Cuando llega hasta los urinarios nota las primeras gotas saliendo ya de él. Sólo hay un hombre. Él se sitúa al otro extremo. Por fin, empieza. Sabe que sonríe, que haría sonreír a quien lo viera, que algún graciosillo le podría decir: «¿Qué? ¿A qué da gusto?», pero el tío que está a su lado no se fija, termina y se va. Él sigue, tanto se ha aguantado que al ir vaciándose nota dolor. Entra otro hombre y se pone justo a su lado. Juan sigue a lo suyo, sin prestarle atención. Su vista al frente, como siempre, pero percibe como el otro sí que lo observa, no fijo, sino que mira adelante y lo mira a él, girando la cabeza de forma automática, como si fuera un ventilador. No le hace caso, sigue meando. «¡Joder, esto no se acaba nunca!» El tío sigue estudiándolo de perfil pero con más insistencia. Juan empieza a sentirse incómodo. Intenta ir más deprisa, pero con tanta contención su cuerpo no le responde. Examina, de refilón, a su extraño compañero. Lo primero que ve es un llavero repleto que el tío lleva colgando del pantalón. Ve que es bajito, gordinflón y con cara de no muy espabilado. Cuelga también de su pantalón el móvil metido en una funda, un pantalón de tergal gris, de esos de viejo. Tiene el pelo negro surcado por una raya bien recta, de las que hacen las madres a los niños pequeños.
Juan, por fin, siente que está acabando. Casi sin terminar, se sube el calzoncillo, nota que se le moja un poco, que llega incluso a la pierna, pero quiere irse. Al girarse, ve que el tío le clava los ojos. Ve su pene erecto, la piel oscura coronada por algo que le recuerda un pimiento morrón. Ve la boca del tío abierta, descolgada como la de una pescadilla en un mostrador.

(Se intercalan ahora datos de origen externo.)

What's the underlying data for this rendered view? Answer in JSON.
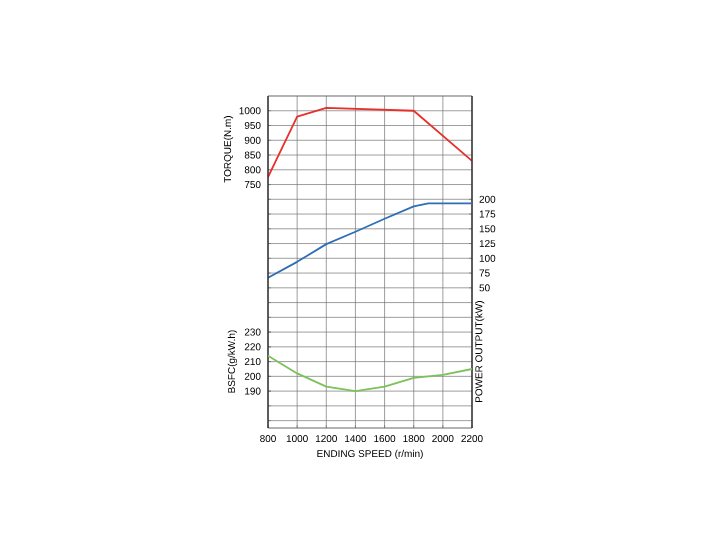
{
  "chart_data": {
    "type": "line",
    "xlabel": "ENDING SPEED (r/min)",
    "ylabel": "TORQUE(N.m)",
    "y2label": "POWER OUTPUT(kW)",
    "y3label": "BSFC(g/kW.h)",
    "x": [
      800,
      1000,
      1200,
      1400,
      1600,
      1800,
      2000,
      2200
    ],
    "xlim": [
      800,
      2200
    ],
    "xticks": [
      800,
      1000,
      1200,
      1400,
      1600,
      1800,
      2000,
      2200
    ],
    "ylim": [
      -75,
      1050
    ],
    "yticks": [
      {
        "value": -50,
        "label": null
      },
      {
        "value": 0,
        "label": null
      },
      {
        "value": 50,
        "label": null
      },
      {
        "value": 100,
        "label": null
      },
      {
        "value": 150,
        "label": null
      },
      {
        "value": 200,
        "label": null
      },
      {
        "value": 250,
        "label": null
      },
      {
        "value": 300,
        "label": null
      },
      {
        "value": 350,
        "label": null
      },
      {
        "value": 400,
        "label": null
      },
      {
        "value": 450,
        "label": null
      },
      {
        "value": 500,
        "label": null
      },
      {
        "value": 550,
        "label": null
      },
      {
        "value": 600,
        "label": null
      },
      {
        "value": 650,
        "label": null
      },
      {
        "value": 700,
        "label": null
      },
      750,
      800,
      850,
      900,
      950,
      1000
    ],
    "y2lim": [
      -187.5,
      375
    ],
    "y2ticks": [
      50,
      75,
      100,
      125,
      150,
      175,
      200
    ],
    "y3lim": [
      165,
      390
    ],
    "y3ticks": [
      190,
      200,
      210,
      220,
      230
    ],
    "grid": true,
    "series": [
      {
        "color": "#e8302a",
        "x": [
          800,
          1000,
          1200,
          1800,
          2200
        ],
        "values": [
          775,
          980,
          1010,
          1000,
          830
        ]
      },
      {
        "color": "#2f6db5",
        "axis": "y2",
        "x": [
          800,
          1000,
          1200,
          1400,
          1600,
          1800,
          1900,
          2200
        ],
        "values": [
          67,
          94,
          124,
          145,
          167,
          188,
          193,
          193
        ]
      },
      {
        "color": "#7cc25a",
        "axis": "y3",
        "values": [
          214,
          202,
          193,
          190,
          193,
          199,
          201,
          205
        ]
      }
    ]
  }
}
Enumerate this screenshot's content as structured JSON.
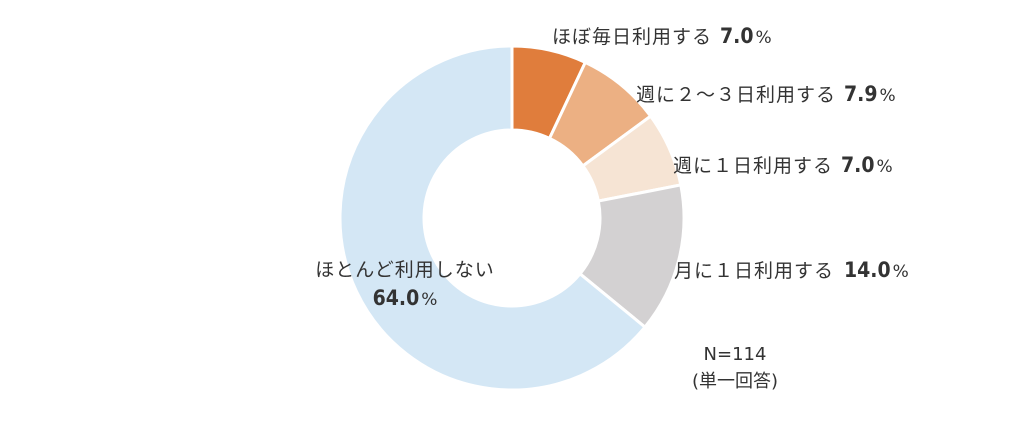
{
  "chart_data": {
    "type": "pie",
    "variant": "donut",
    "slices": [
      {
        "label": "ほぼ毎日利用する",
        "value": 7.0,
        "value_text": "7.0",
        "unit": "%",
        "color": "#e07d3c"
      },
      {
        "label": "週に２〜３日利用する",
        "value": 7.9,
        "value_text": "7.9",
        "unit": "%",
        "color": "#ecb083"
      },
      {
        "label": "週に１日利用する",
        "value": 7.0,
        "value_text": "7.0",
        "unit": "%",
        "color": "#f6e4d4"
      },
      {
        "label": "月に１日利用する",
        "value": 14.0,
        "value_text": "14.0",
        "unit": "%",
        "color": "#d3d1d2"
      },
      {
        "label": "ほとんど利用しない",
        "value": 64.0,
        "value_text": "64.0",
        "unit": "%",
        "color": "#d4e7f5"
      }
    ],
    "sample_note": "N=114",
    "answer_note": "(単一回答)",
    "legend": "none"
  }
}
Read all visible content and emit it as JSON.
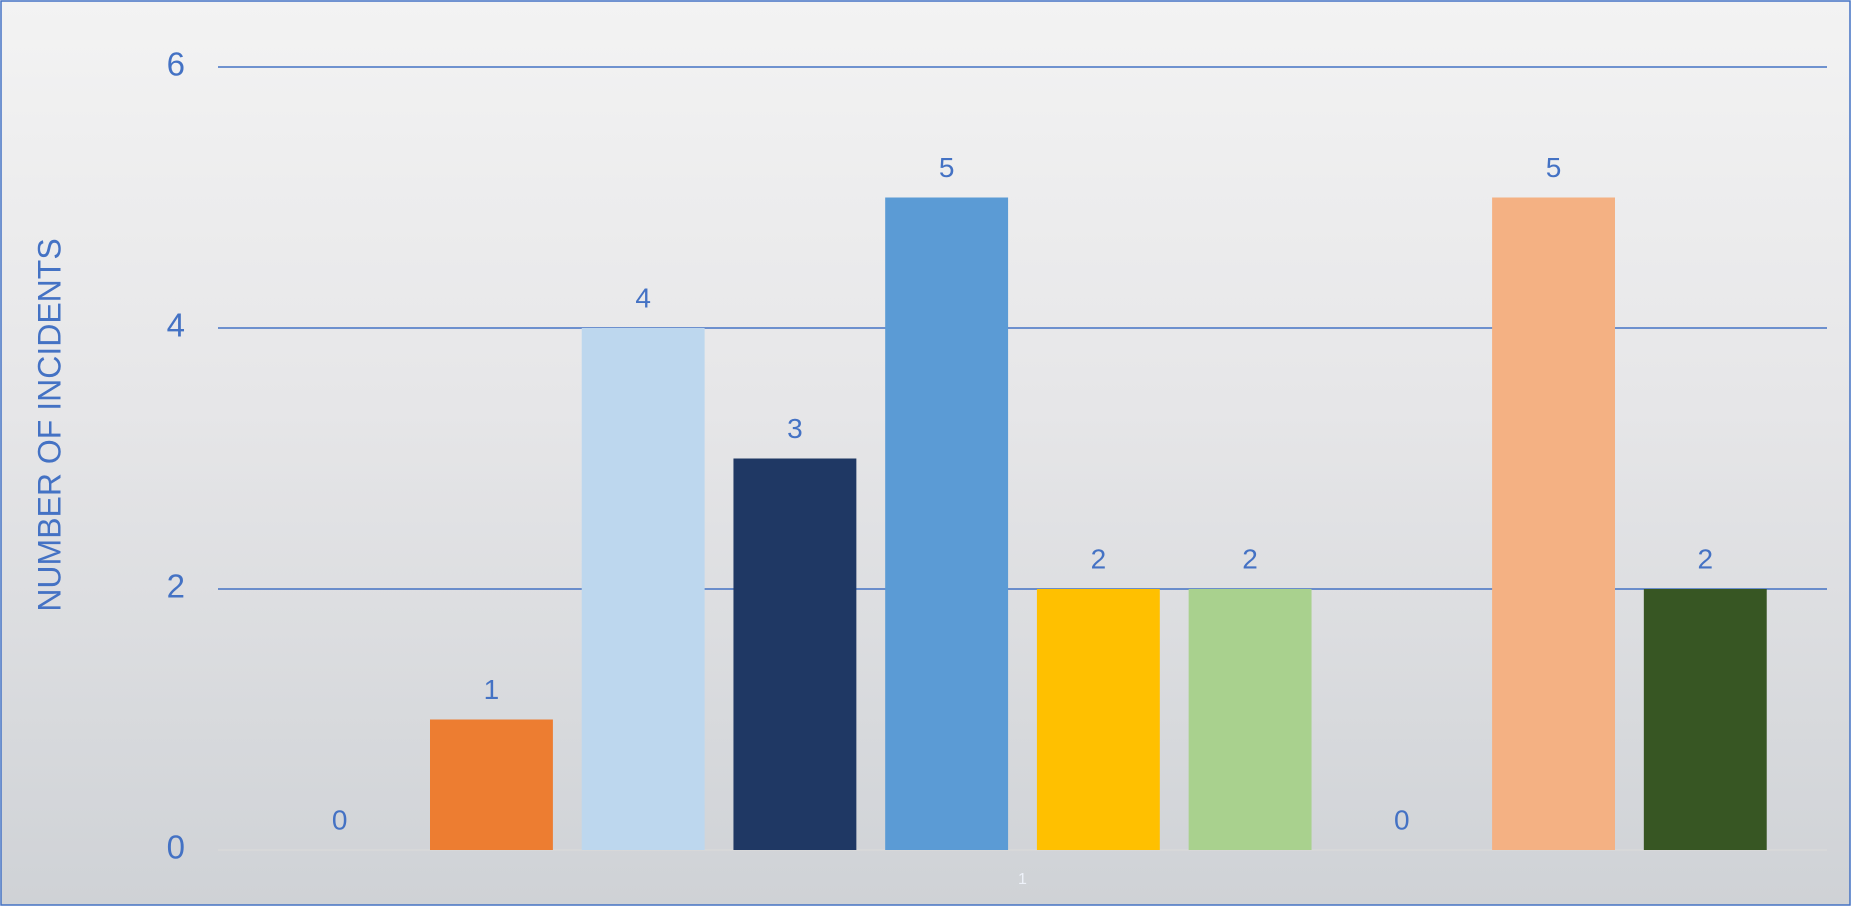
{
  "chart_data": {
    "type": "bar",
    "y_label": "NUMBER OF INCIDENTS",
    "categories": [
      "1"
    ],
    "series": [
      {
        "color": "#4472c4",
        "values": [
          0
        ]
      },
      {
        "color": "#ed7d31",
        "values": [
          1
        ]
      },
      {
        "color": "#bdd7ee",
        "values": [
          4
        ]
      },
      {
        "color": "#1f3864",
        "values": [
          3
        ]
      },
      {
        "color": "#5b9bd5",
        "values": [
          5
        ]
      },
      {
        "color": "#ffc000",
        "values": [
          2
        ]
      },
      {
        "color": "#a9d18e",
        "values": [
          2
        ]
      },
      {
        "color": "#7f7f7f",
        "values": [
          0
        ]
      },
      {
        "color": "#f4b183",
        "values": [
          5
        ]
      },
      {
        "color": "#375623",
        "values": [
          2
        ]
      }
    ],
    "ylim": [
      0,
      6
    ],
    "yticks": [
      0,
      2,
      4,
      6
    ],
    "grid": true
  }
}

—Pero ¡qué cojones haces! —le grita Juan.
El otro sigue.
—¡Hijoputa! ¡Te la vas a menear con tu puta madre!
Le pega un empujón, y otro más, mientras el otro sigue con sus manos ocupadas y oscila como un tentetieso. El tercer empujón es tan fuerte que le hace perder el equilibrio, no puede pararse y su cabeza golpea los baldosines. Cae y queda con los pantalones bajados, entre dos urinarios, con los ojos espantados. Juan va a darle una patada, quiere darle una patada. Nota toda su rabia que se expande, que quiere explotar en un golpe, que se encamina hacia el pie. El tío se cubre la cabeza con las manos. Se pone en posición fetal. Comienza a llorar. Su llanto es animal y espera el golpe. Vislumbra como Juan retrae su pierna dispuesto a descargar, y él gime, gime con la cabeza a ras del suelo sucio. Sus gemidos sacan del trance a Juan. Su pierna está en tensión, enajenada, pero consigue retenerla. Contempla al tío un instante, allí abajo, sollozando, con todo al aire. Se gira. Le pega un puñetazo a la puerta y se marcha.
Llega hasta su coche. Golpea el volante. La mano le duele. Sus nudillos están ensangrentados. Arranca, todavía furioso. Mira al asiento de al lado. Ve el teléfono móvil al acecho y el regalo, sin envolver.